To support these activities, we budgeted:

$100      Coffee, tea, sugar, light snack, mosquito repellant, etc… $10 x 10 meetings

$720      Food, lodging, transport, facilities, etc… $120 x 6 workshops

$100      Phone and gas

$280      Coordinators’ time $7/day x 40 days

x 3            Three locations: Barak Induk, Langsa and Bagok

$3,600      Total annual for AVP in three locations ($1,200 per location per year)

They also agreed to encourage and support the activities for young children. If possible I would love to provide $300/year for supplies such as paper, paint, playdough and so forth and $300/year for six workshops so they can teach others what they know. They area also interested in learning about the Grameen Bank and supporting a lending program. Remaining activities to fund this trip are:

$1,800      AVP for six months in three locations

$   450      Preschool materials for six months in three locations

$1,050       Fish farm rehabilitation for Dahlan and Fachrurrazi (loan)

$1,000      Fertilizer, seed and pesticides for Darmo and his team of three others (loan)

$   700      Motorcycle for Mislan (half loan to be repaid in work)

$   300      Initial stock for a small general store for Amir (loan)

$   475      Complete degree programs for preschool teachers in Jaring Halus

$   250      Training for facilitators for Alternatives to Violence Project (35 people)

$   200      Mislan and Amir payment for work on the housebuilding

$   150      Trauma workshop in Barak Induk with friends from Aceh

$   200      Set up a preschool in Barak Induk

$   400      Bricks, cement and rebar for the preschool in Bagok

$   250      Developmental Activities for Young Children in Jogjakarta

$   500      Acehnese bags to raise funds for my return ticket (five-fold increase)

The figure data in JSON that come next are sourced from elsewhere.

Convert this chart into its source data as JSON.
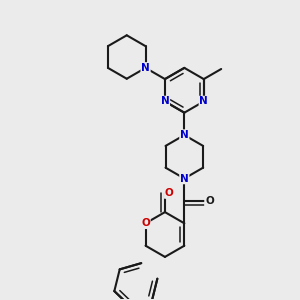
{
  "bg": "#ebebeb",
  "bc": "#1a1a1a",
  "nc": "#0000cc",
  "oc": "#cc0000",
  "lw": 1.5,
  "lw_inner": 1.1,
  "fs": 7.5,
  "fig_w": 3.0,
  "fig_h": 3.0,
  "dpi": 100,
  "xlim": [
    0.0,
    1.0
  ],
  "ylim": [
    0.0,
    1.0
  ],
  "BL": 0.082
}
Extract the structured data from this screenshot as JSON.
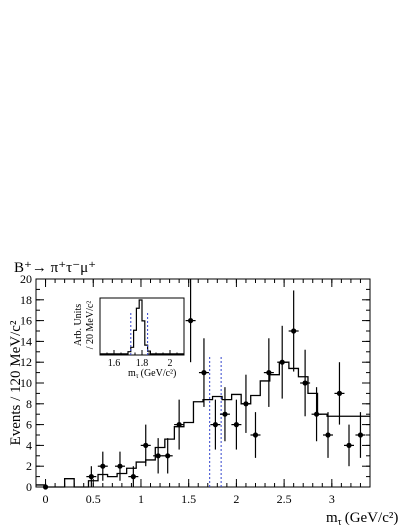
{
  "chart_data": {
    "type": "scatter",
    "title": "B⁺→ π⁺τ⁻μ⁺",
    "xlabel": "m",
    "xlabel_sub": "τ",
    "xlabel_unit": "(GeV/c²)",
    "ylabel": "Events / 120 MeV/c²",
    "xlim": [
      -0.1,
      3.4
    ],
    "ylim": [
      0,
      20
    ],
    "x_ticks": [
      "0",
      "0.5",
      "1",
      "1.5",
      "2",
      "2.5",
      "3"
    ],
    "y_ticks": [
      "0",
      "2",
      "4",
      "6",
      "8",
      "10",
      "12",
      "14",
      "16",
      "18",
      "20"
    ],
    "data_points": [
      {
        "x": 0.0,
        "y": 0,
        "err": 0
      },
      {
        "x": 0.48,
        "y": 1,
        "err": 1
      },
      {
        "x": 0.6,
        "y": 2,
        "err": 1.4
      },
      {
        "x": 0.78,
        "y": 2,
        "err": 1.4
      },
      {
        "x": 0.92,
        "y": 1,
        "err": 1
      },
      {
        "x": 1.05,
        "y": 4,
        "err": 2
      },
      {
        "x": 1.18,
        "y": 3,
        "err": 1.7
      },
      {
        "x": 1.28,
        "y": 3,
        "err": 1.7
      },
      {
        "x": 1.4,
        "y": 6,
        "err": 2.4
      },
      {
        "x": 1.52,
        "y": 16,
        "err": 4
      },
      {
        "x": 1.66,
        "y": 11,
        "err": 3.3
      },
      {
        "x": 1.78,
        "y": 6,
        "err": 2.4
      },
      {
        "x": 1.88,
        "y": 7,
        "err": 2.6
      },
      {
        "x": 2.0,
        "y": 6,
        "err": 2.4
      },
      {
        "x": 2.1,
        "y": 8,
        "err": 2.8
      },
      {
        "x": 2.2,
        "y": 5,
        "err": 2.2
      },
      {
        "x": 2.34,
        "y": 11,
        "err": 3.3
      },
      {
        "x": 2.48,
        "y": 12,
        "err": 3.5
      },
      {
        "x": 2.6,
        "y": 15,
        "err": 3.9
      },
      {
        "x": 2.72,
        "y": 10,
        "err": 3.2
      },
      {
        "x": 2.84,
        "y": 7,
        "err": 2.6
      },
      {
        "x": 2.96,
        "y": 5,
        "err": 2.2
      },
      {
        "x": 3.08,
        "y": 9,
        "err": 3
      },
      {
        "x": 3.18,
        "y": 4,
        "err": 2
      },
      {
        "x": 3.3,
        "y": 5,
        "err": 2.2
      }
    ],
    "model_histogram": [
      {
        "x0": -0.1,
        "x1": 0.0,
        "y": 0.2
      },
      {
        "x0": 0.0,
        "x1": 0.2,
        "y": 0.0
      },
      {
        "x0": 0.2,
        "x1": 0.3,
        "y": 0.8
      },
      {
        "x0": 0.3,
        "x1": 0.45,
        "y": 0.0
      },
      {
        "x0": 0.45,
        "x1": 0.55,
        "y": 0.6
      },
      {
        "x0": 0.55,
        "x1": 0.65,
        "y": 1.2
      },
      {
        "x0": 0.65,
        "x1": 0.75,
        "y": 1.0
      },
      {
        "x0": 0.75,
        "x1": 0.85,
        "y": 1.3
      },
      {
        "x0": 0.85,
        "x1": 0.95,
        "y": 1.8
      },
      {
        "x0": 0.95,
        "x1": 1.05,
        "y": 2.4
      },
      {
        "x0": 1.05,
        "x1": 1.15,
        "y": 2.6
      },
      {
        "x0": 1.15,
        "x1": 1.25,
        "y": 3.8
      },
      {
        "x0": 1.25,
        "x1": 1.35,
        "y": 4.6
      },
      {
        "x0": 1.35,
        "x1": 1.45,
        "y": 5.8
      },
      {
        "x0": 1.45,
        "x1": 1.55,
        "y": 6.2
      },
      {
        "x0": 1.55,
        "x1": 1.65,
        "y": 8.2
      },
      {
        "x0": 1.65,
        "x1": 1.75,
        "y": 8.4
      },
      {
        "x0": 1.75,
        "x1": 1.85,
        "y": 8.7
      },
      {
        "x0": 1.85,
        "x1": 1.95,
        "y": 8.4
      },
      {
        "x0": 1.95,
        "x1": 2.05,
        "y": 8.9
      },
      {
        "x0": 2.05,
        "x1": 2.15,
        "y": 8.0
      },
      {
        "x0": 2.15,
        "x1": 2.25,
        "y": 8.8
      },
      {
        "x0": 2.25,
        "x1": 2.35,
        "y": 10.2
      },
      {
        "x0": 2.35,
        "x1": 2.45,
        "y": 10.8
      },
      {
        "x0": 2.45,
        "x1": 2.55,
        "y": 12.0
      },
      {
        "x0": 2.55,
        "x1": 2.65,
        "y": 11.4
      },
      {
        "x0": 2.65,
        "x1": 2.75,
        "y": 10.6
      },
      {
        "x0": 2.75,
        "x1": 2.85,
        "y": 9.0
      },
      {
        "x0": 2.85,
        "x1": 2.95,
        "y": 7.0
      },
      {
        "x0": 2.95,
        "x1": 3.05,
        "y": 6.8
      },
      {
        "x0": 3.05,
        "x1": 3.15,
        "y": 6.8
      },
      {
        "x0": 3.15,
        "x1": 3.4,
        "y": 6.8
      }
    ],
    "signal_window": {
      "low": 1.72,
      "high": 1.84,
      "color": "#3344cc"
    },
    "inset": {
      "ylabel_line1": "Arb. Units",
      "ylabel_line2": "/ 20 MeV/c²",
      "xlabel": "m",
      "xlabel_sub": "τ",
      "xlabel_unit": "(GeV/c²)",
      "xlim": [
        1.5,
        2.1
      ],
      "x_ticks": [
        "1.6",
        "1.8",
        "2"
      ],
      "signal_histogram": [
        {
          "x0": 1.5,
          "x1": 1.7,
          "y": 0.02
        },
        {
          "x0": 1.7,
          "x1": 1.72,
          "y": 0.06
        },
        {
          "x0": 1.72,
          "x1": 1.74,
          "y": 0.14
        },
        {
          "x0": 1.74,
          "x1": 1.76,
          "y": 0.45
        },
        {
          "x0": 1.76,
          "x1": 1.78,
          "y": 0.85
        },
        {
          "x0": 1.78,
          "x1": 1.8,
          "y": 1.0
        },
        {
          "x0": 1.8,
          "x1": 1.82,
          "y": 0.62
        },
        {
          "x0": 1.82,
          "x1": 1.84,
          "y": 0.18
        },
        {
          "x0": 1.84,
          "x1": 1.86,
          "y": 0.07
        },
        {
          "x0": 1.86,
          "x1": 2.1,
          "y": 0.02
        }
      ]
    },
    "colors": {
      "data": "#000000",
      "model": "#000000",
      "window": "#3344cc"
    }
  }
}
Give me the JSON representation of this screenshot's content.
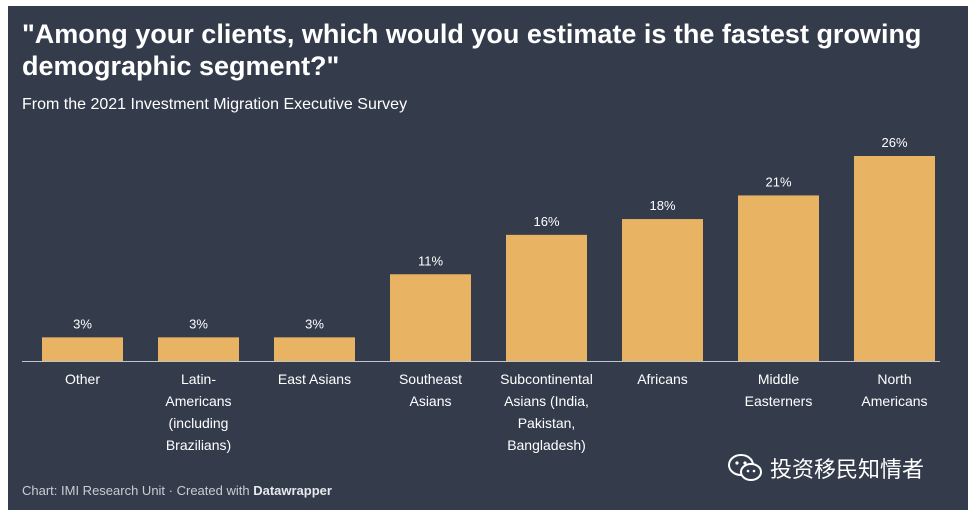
{
  "header": {
    "title": "\"Among your clients, which would you estimate is the fastest growing demographic segment?\"",
    "subtitle": "From the 2021 Investment Migration Executive Survey"
  },
  "footer": {
    "source": "Chart: IMI Research Unit · Created with ",
    "brand": "Datawrapper"
  },
  "watermark": {
    "text": "投资移民知情者",
    "icon": "wechat-icon"
  },
  "colors": {
    "background": "#343c4c",
    "bar": "#e8b464",
    "text": "#ffffff",
    "axis": "#c0c4cc"
  },
  "chart_data": {
    "type": "bar",
    "categories": [
      "Other",
      "Latin-Americans (including Brazilians)",
      "East Asians",
      "Southeast Asians",
      "Subcontinental Asians (India, Pakistan, Bangladesh)",
      "Africans",
      "Middle Easterners",
      "North Americans"
    ],
    "category_lines": [
      [
        "Other"
      ],
      [
        "Latin-",
        "Americans",
        "(including",
        "Brazilians)"
      ],
      [
        "East Asians"
      ],
      [
        "Southeast",
        "Asians"
      ],
      [
        "Subcontinental",
        "Asians (India,",
        "Pakistan,",
        "Bangladesh)"
      ],
      [
        "Africans"
      ],
      [
        "Middle",
        "Easterners"
      ],
      [
        "North",
        "Americans"
      ]
    ],
    "values": [
      3,
      3,
      3,
      11,
      16,
      18,
      21,
      26
    ],
    "value_labels": [
      "3%",
      "3%",
      "3%",
      "11%",
      "16%",
      "18%",
      "21%",
      "26%"
    ],
    "unit": "%",
    "ylim": [
      0,
      26
    ],
    "grid": false
  }
}
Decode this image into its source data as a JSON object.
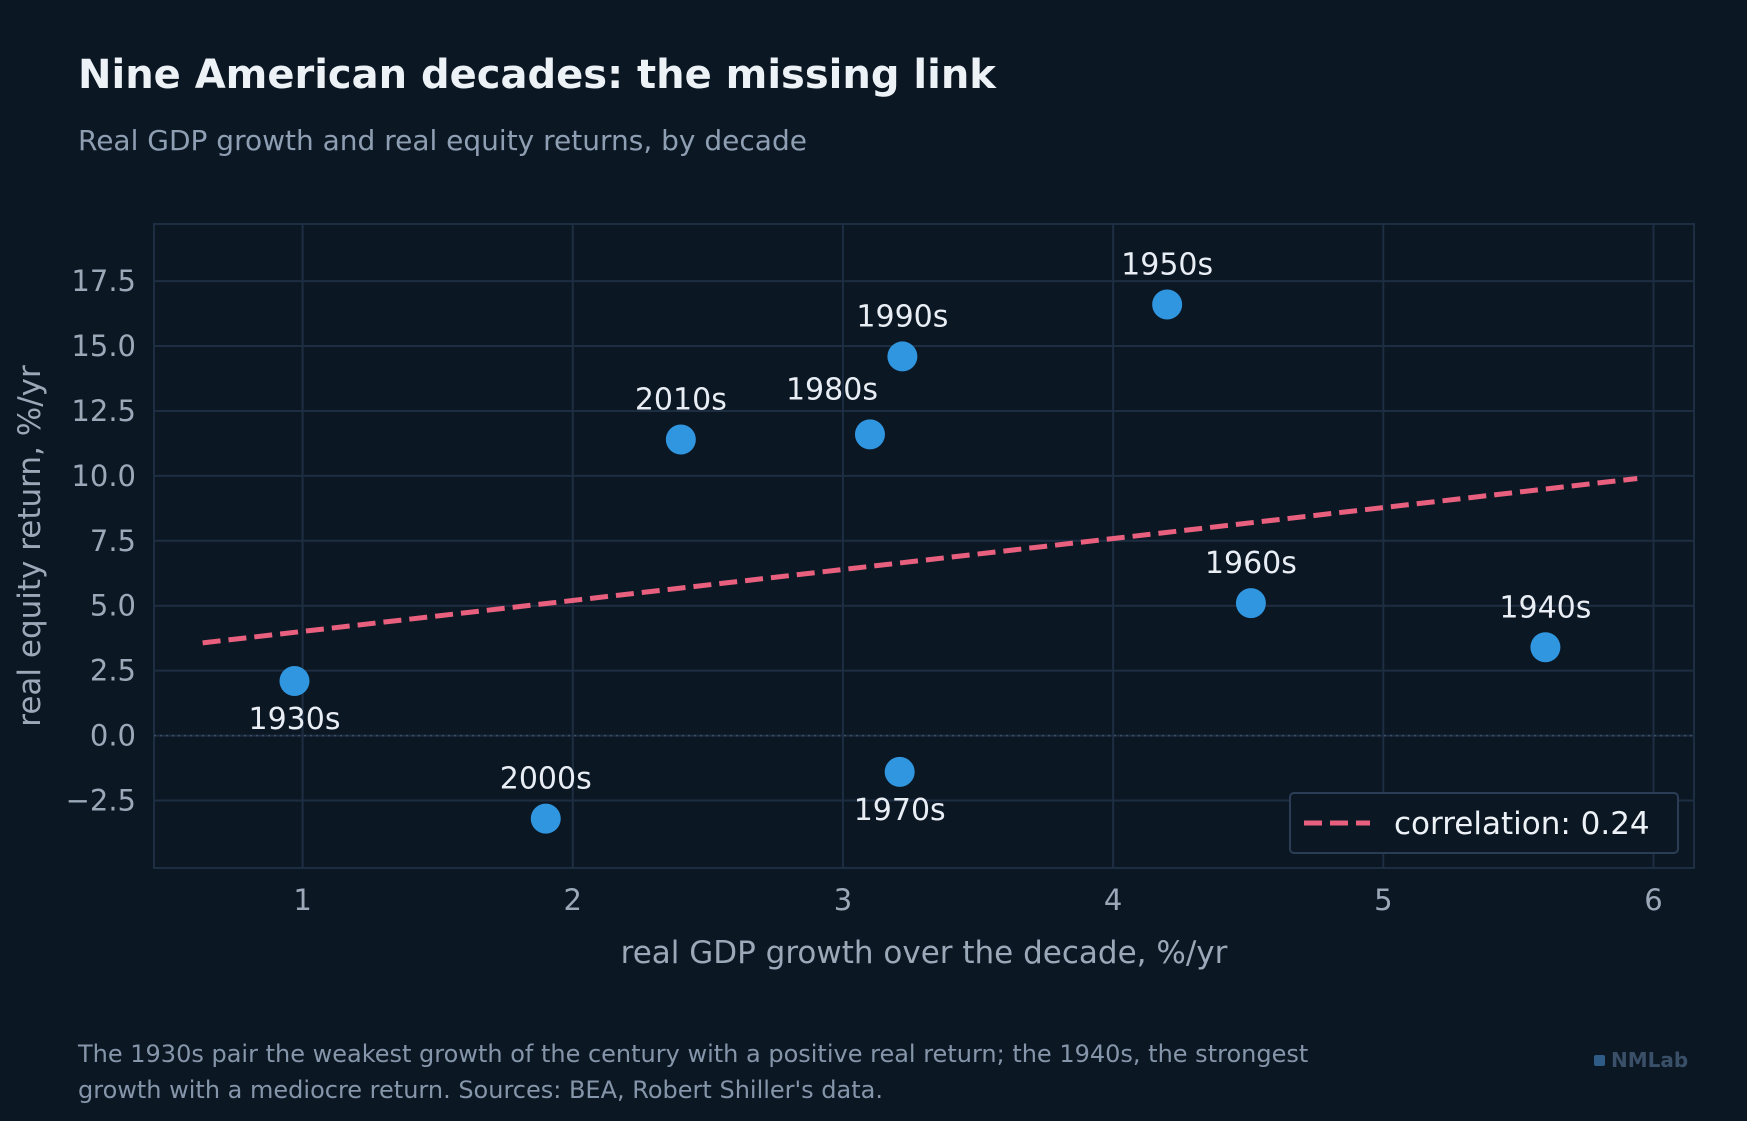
{
  "header": {
    "title": "Nine American decades: the missing link",
    "subtitle": "Real GDP growth and real equity returns, by decade"
  },
  "chart_data": {
    "type": "scatter",
    "xlabel": "real GDP growth over the decade, %/yr",
    "ylabel": "real equity return, %/yr",
    "xlim": [
      0.45,
      6.15
    ],
    "ylim": [
      -5.1,
      19.7
    ],
    "xticks": [
      "1",
      "2",
      "3",
      "4",
      "5",
      "6"
    ],
    "yticks": [
      "−2.5",
      "0.0",
      "2.5",
      "5.0",
      "7.5",
      "10.0",
      "12.5",
      "15.0",
      "17.5"
    ],
    "grid": true,
    "zero_line": true,
    "legend_position": "bottom-right",
    "points": [
      {
        "label": "1930s",
        "x": 0.97,
        "y": 2.1,
        "label_pos": "below"
      },
      {
        "label": "1940s",
        "x": 5.6,
        "y": 3.4,
        "label_pos": "above"
      },
      {
        "label": "1950s",
        "x": 4.2,
        "y": 16.6,
        "label_pos": "above"
      },
      {
        "label": "1960s",
        "x": 4.51,
        "y": 5.1,
        "label_pos": "above"
      },
      {
        "label": "1970s",
        "x": 3.21,
        "y": -1.4,
        "label_pos": "below"
      },
      {
        "label": "1980s",
        "x": 3.1,
        "y": 11.6,
        "label_pos": "above-left"
      },
      {
        "label": "1990s",
        "x": 3.22,
        "y": 14.6,
        "label_pos": "above"
      },
      {
        "label": "2000s",
        "x": 1.9,
        "y": -3.2,
        "label_pos": "above"
      },
      {
        "label": "2010s",
        "x": 2.4,
        "y": 11.4,
        "label_pos": "above"
      }
    ],
    "trend_line": {
      "label": "correlation: 0.24",
      "x": [
        0.63,
        5.94
      ],
      "y": [
        3.57,
        9.9
      ]
    },
    "colors": {
      "point": "#3096e0",
      "trend": "#e8607e",
      "grid": "#1e2e42",
      "axis_text": "#9aa8b8",
      "label_text": "#e9eef5"
    }
  },
  "footnote": "The 1930s pair the weakest growth of the century with a positive real return; the 1940s, the strongest growth with a mediocre return. Sources: BEA, Robert Shiller's data.",
  "brand": {
    "name": "NMLab"
  }
}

$7,725      Total ($2,350 of which are loans to be repaid; $5,375 for activities)

Sabarruddin would like to start a wood working shop and I told him I would talk to dad when I get back. Please thank everyone for the tremendous support and encouragement. If we are to support these loans to people here to restart their livelihoods, I still need an additional $1,725. Please let families and friends know that this is a great opportunity to reach out to some of the poorest of the poor in the world. They live on about $150 a month with rice prices at 55 cents a kilo, most of that is used for food. They can get loans for about 250 – 1,000 percent interest. Their lack of access to capital is the major obstacle to financial independence.